This article in Business Week (here) reports that medical device makers attending a September 8 & 9 panel of experts convened by the Food and Drug Administration (FDA) over the use of synthetic mesh in women with pelvic and incontinence problems agreed on the need for more safety studies, however they proposed new versions of mesh require clinical trials, not those currently on the market.
At the present time, the FDA does not require any science that assures safety and efficacy before a manufacturer can market the medical device. The move is an industry concession following last month’s recommendation from FDA staff that mesh be reclassified as high risk (Class III) and face even more regulatory controls. Manufacturers don’t want reclassification because of the cost burden, plant inspections and a longer time to bring a product to market, but reclassification would give the FDA greater control over clinical trials to determine whether the benefit outweighs the risk.

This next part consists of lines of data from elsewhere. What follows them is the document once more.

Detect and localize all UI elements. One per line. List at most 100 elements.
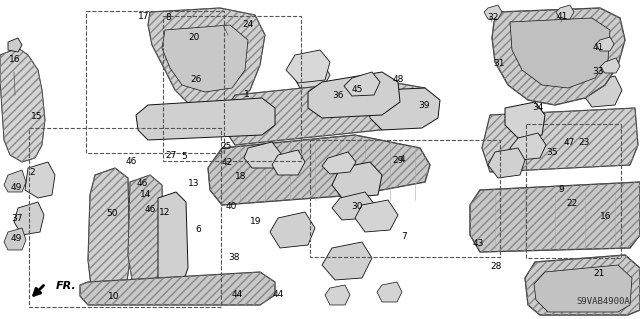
Text: 12: 12	[159, 208, 171, 217]
Text: S9VAB4900A: S9VAB4900A	[577, 297, 630, 306]
Polygon shape	[88, 168, 130, 300]
Text: 41: 41	[593, 43, 604, 52]
Text: 48: 48	[392, 75, 404, 84]
Polygon shape	[270, 212, 315, 248]
Text: 4: 4	[399, 155, 404, 164]
Text: 49: 49	[10, 183, 22, 192]
Text: 24: 24	[243, 20, 254, 29]
Text: 35: 35	[546, 148, 557, 157]
Polygon shape	[208, 135, 430, 205]
Text: 16: 16	[600, 212, 611, 221]
Polygon shape	[128, 175, 164, 288]
Polygon shape	[25, 162, 55, 198]
Polygon shape	[510, 133, 546, 160]
Text: 2: 2	[29, 168, 35, 177]
Polygon shape	[482, 108, 638, 172]
Text: 9: 9	[559, 185, 564, 194]
Text: 44: 44	[231, 290, 243, 299]
Polygon shape	[470, 182, 640, 252]
Bar	[526, 124, 621, 258]
Bar	[86, 11, 224, 153]
Text: 13: 13	[188, 179, 200, 188]
Polygon shape	[552, 66, 578, 90]
Polygon shape	[136, 98, 275, 140]
Polygon shape	[222, 80, 430, 145]
Text: 25: 25	[220, 142, 232, 151]
Polygon shape	[325, 285, 350, 305]
Text: 27: 27	[165, 151, 177, 160]
Text: 46: 46	[136, 179, 148, 188]
Bar	[310, 140, 500, 257]
Text: 21: 21	[593, 269, 605, 278]
Text: 26: 26	[191, 75, 202, 84]
Polygon shape	[332, 162, 382, 198]
Text: 31: 31	[493, 59, 505, 68]
Polygon shape	[0, 48, 45, 162]
Polygon shape	[534, 265, 632, 312]
Bar	[29, 128, 221, 307]
Text: 44: 44	[273, 290, 284, 299]
Text: 38: 38	[228, 253, 239, 262]
Text: 30: 30	[351, 202, 363, 211]
Polygon shape	[368, 88, 440, 130]
Text: 49: 49	[10, 234, 22, 243]
Bar	[163, 16, 301, 161]
Polygon shape	[148, 8, 265, 110]
Text: 40: 40	[225, 202, 237, 211]
Polygon shape	[162, 25, 248, 92]
Polygon shape	[600, 58, 620, 73]
Polygon shape	[556, 5, 574, 19]
Text: 39: 39	[418, 101, 429, 110]
Polygon shape	[4, 170, 26, 192]
Text: FR.: FR.	[56, 280, 76, 291]
Text: 10: 10	[108, 292, 120, 301]
Text: 33: 33	[593, 67, 604, 76]
Text: 18: 18	[235, 172, 246, 181]
Text: 19: 19	[250, 217, 261, 226]
Polygon shape	[292, 58, 330, 90]
Text: 46: 46	[145, 205, 156, 214]
Polygon shape	[286, 50, 330, 83]
Text: 46: 46	[125, 157, 137, 166]
Text: 34: 34	[532, 103, 543, 112]
Text: 47: 47	[564, 138, 575, 147]
Polygon shape	[492, 8, 625, 105]
Polygon shape	[582, 76, 622, 107]
Polygon shape	[344, 72, 380, 96]
Polygon shape	[505, 102, 545, 138]
Text: 1: 1	[244, 90, 249, 99]
Text: 41: 41	[556, 12, 568, 21]
Polygon shape	[596, 37, 614, 51]
Polygon shape	[158, 192, 188, 288]
Text: 45: 45	[351, 85, 363, 94]
Polygon shape	[80, 272, 275, 305]
Text: 42: 42	[221, 158, 233, 167]
Polygon shape	[510, 18, 610, 88]
Text: 16: 16	[9, 56, 20, 64]
Polygon shape	[4, 228, 26, 250]
Polygon shape	[308, 72, 400, 118]
Polygon shape	[332, 192, 375, 220]
Polygon shape	[377, 282, 402, 302]
Text: 36: 36	[332, 91, 344, 100]
Polygon shape	[244, 142, 282, 168]
Text: 29: 29	[392, 156, 404, 165]
Text: 50: 50	[106, 209, 118, 218]
Polygon shape	[8, 38, 22, 52]
Text: 32: 32	[487, 13, 499, 22]
Polygon shape	[14, 202, 44, 235]
Polygon shape	[488, 148, 525, 178]
Text: 5: 5	[181, 152, 186, 161]
Text: 43: 43	[473, 239, 484, 248]
Polygon shape	[322, 152, 356, 174]
Text: 8: 8	[166, 13, 171, 22]
Text: 23: 23	[579, 138, 590, 147]
Polygon shape	[355, 200, 398, 232]
Text: 15: 15	[31, 112, 43, 121]
Text: 37: 37	[12, 214, 23, 223]
Polygon shape	[322, 242, 372, 280]
Polygon shape	[272, 150, 305, 175]
Text: 7: 7	[402, 232, 407, 241]
Polygon shape	[528, 58, 562, 88]
Text: 22: 22	[566, 199, 577, 208]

Mesh could also continue to be sold with some additional safety studies required or changing the label.
Most of the mesh injured women and men who testified at the hearing did not know what kind of mesh they had implanted and some only found out after their surgery that they had mesh at all, violating the principle of informed consent.
While an Ethicon director said adverse events are very low, the exact number is not known because the FDA adverse event database is largely unknown, difficult to maneuver, and thought to represent just a fraction of the injuries out there.
Bloomberg report a more than 75,000 women received vaginally-implanted petroleum based mesh last year to repair weak pelvic muscles. At least an equal number receive the same mesh material for urinary incontinence.
At the present time, patients who claim they were injured by synthetic mesh have filed almost 500 lawsuits against J & J and C. R. Bard.